M. Beignon et l’ISEP
Ancien élève de l’ISEP, M. Beignon est aujourd’hui consultant et formateur en intelligence économique – www.esc-2.com -. Il est le créateur de la méthodologie E=(SC)2 dont l’objectif est d’aider les entreprises à mieux " comprendre leur environnement pour agir ". Il a publié deux ouvrages, " Intelligence Economique et Entreprise ", primé en 2006 par l’Académie de l’IE et, publié en 2007 par l’IFIE, " Cohérences et Incohérences ; cinq entreprises mises en pièces ". Deux exemplaires de ce deuxième livre seront tirés au sort à l’issue de la conférence.
Il a rappelé que ISEP, son école d’ingénieurs, dont il rappelle que certains cours liés à la systémique lui ont inspiré la méthodologie E=(SC)2 propose des mastères spécialisés :
- VAMOS : Value Added Media Operational Services, mis en place en collaboration avec France Telecom
- Protection des données à caractères personnels en collaboration avec la CNIL.
Il remercie Bruno de la Porte et Pierre Decool, respectivement président de l’association des anciens élèves de l’ISEP et responsable de l’association des Ingénieurs ISEN Francilien avec qui l’ISEP est très lié, d’avoir œuvré pour que de nombreux anciens des deux écoles soient présents.

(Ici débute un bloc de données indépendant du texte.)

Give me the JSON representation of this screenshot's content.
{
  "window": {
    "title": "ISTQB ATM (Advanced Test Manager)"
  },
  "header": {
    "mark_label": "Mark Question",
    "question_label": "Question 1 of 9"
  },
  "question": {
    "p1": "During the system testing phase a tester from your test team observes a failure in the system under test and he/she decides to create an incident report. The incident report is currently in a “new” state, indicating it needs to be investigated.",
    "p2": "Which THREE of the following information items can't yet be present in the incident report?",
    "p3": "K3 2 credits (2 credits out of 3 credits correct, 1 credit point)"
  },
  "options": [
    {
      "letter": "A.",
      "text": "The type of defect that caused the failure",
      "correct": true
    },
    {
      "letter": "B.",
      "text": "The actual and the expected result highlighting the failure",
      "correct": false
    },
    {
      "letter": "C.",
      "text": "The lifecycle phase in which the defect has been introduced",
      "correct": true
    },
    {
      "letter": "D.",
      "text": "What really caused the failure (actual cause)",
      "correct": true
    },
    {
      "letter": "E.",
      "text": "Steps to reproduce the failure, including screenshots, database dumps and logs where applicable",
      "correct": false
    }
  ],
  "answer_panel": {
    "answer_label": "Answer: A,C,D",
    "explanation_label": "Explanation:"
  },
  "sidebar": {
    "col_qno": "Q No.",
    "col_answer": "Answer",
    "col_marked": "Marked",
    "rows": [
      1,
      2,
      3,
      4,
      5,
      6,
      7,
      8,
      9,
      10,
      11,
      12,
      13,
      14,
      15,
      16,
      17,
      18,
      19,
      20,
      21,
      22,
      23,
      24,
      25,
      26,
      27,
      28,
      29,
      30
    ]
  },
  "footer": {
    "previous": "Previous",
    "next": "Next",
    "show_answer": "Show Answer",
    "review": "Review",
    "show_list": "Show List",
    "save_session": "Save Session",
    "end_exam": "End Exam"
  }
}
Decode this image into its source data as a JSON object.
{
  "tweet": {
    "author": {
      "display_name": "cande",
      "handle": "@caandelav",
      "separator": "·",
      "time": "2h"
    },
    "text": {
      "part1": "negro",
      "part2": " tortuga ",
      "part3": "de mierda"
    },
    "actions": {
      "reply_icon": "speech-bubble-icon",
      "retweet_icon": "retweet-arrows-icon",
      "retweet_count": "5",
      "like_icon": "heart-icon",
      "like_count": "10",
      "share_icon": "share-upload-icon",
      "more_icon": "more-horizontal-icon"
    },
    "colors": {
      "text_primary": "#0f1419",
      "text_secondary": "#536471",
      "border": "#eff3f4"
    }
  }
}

M. Beignon a annoncé qu’en coopération avec l’atelier sécurité de Forum ATENA, l’atelier IE va annoncer un grand événement à Paris, pour mars ou avril 2008.
M. Beignon a aussi fait allusion à un grand projet sur le thème de l’intelligence économique, dont l’annonce officielle aura lieu lors de l’événement précédemment cité. Les acteurs de ce projet, outre Jean-Marc Beignon, sont Denis Beautier, professeur à l’ISEP et responsable des Mastères Spécialisés, Bernard Besson (SGDN), Gérard Peliks président de l’atelier sécurité de Forum ATENA, Michel Gordin, enseignant à HEC et à l’ESSEC et Jean-Claude Possin co-auteur avec Bernard Besson de plusieurs livres sur l’IE et sur le management du risque. Un grand projet dont on reparlera !!!
" L’intelligence économique, avantage concurrentiel et outil de performance"
Intervention de M. Bernard Besson
Qu’est-ce que l’intelligence économique ?
L’intelligence économique est un mode de gouvernance ayant pour but la collecte, le tri, et l’exploitation d’informations afin d’adopter une stratégie économique compétitive en tenant compte de l’environnement.
En 2005, le Ministre de l’Intérieur a demandé la mise en place d’une politique territoriale d’intelligence économique (encadrée par le droit et la loi). Cette démarche d’intelligence s’inscrit par conséquent dans un cadre légal, licite et déontologique, opposée à la vision communément admise d’espionnage économique.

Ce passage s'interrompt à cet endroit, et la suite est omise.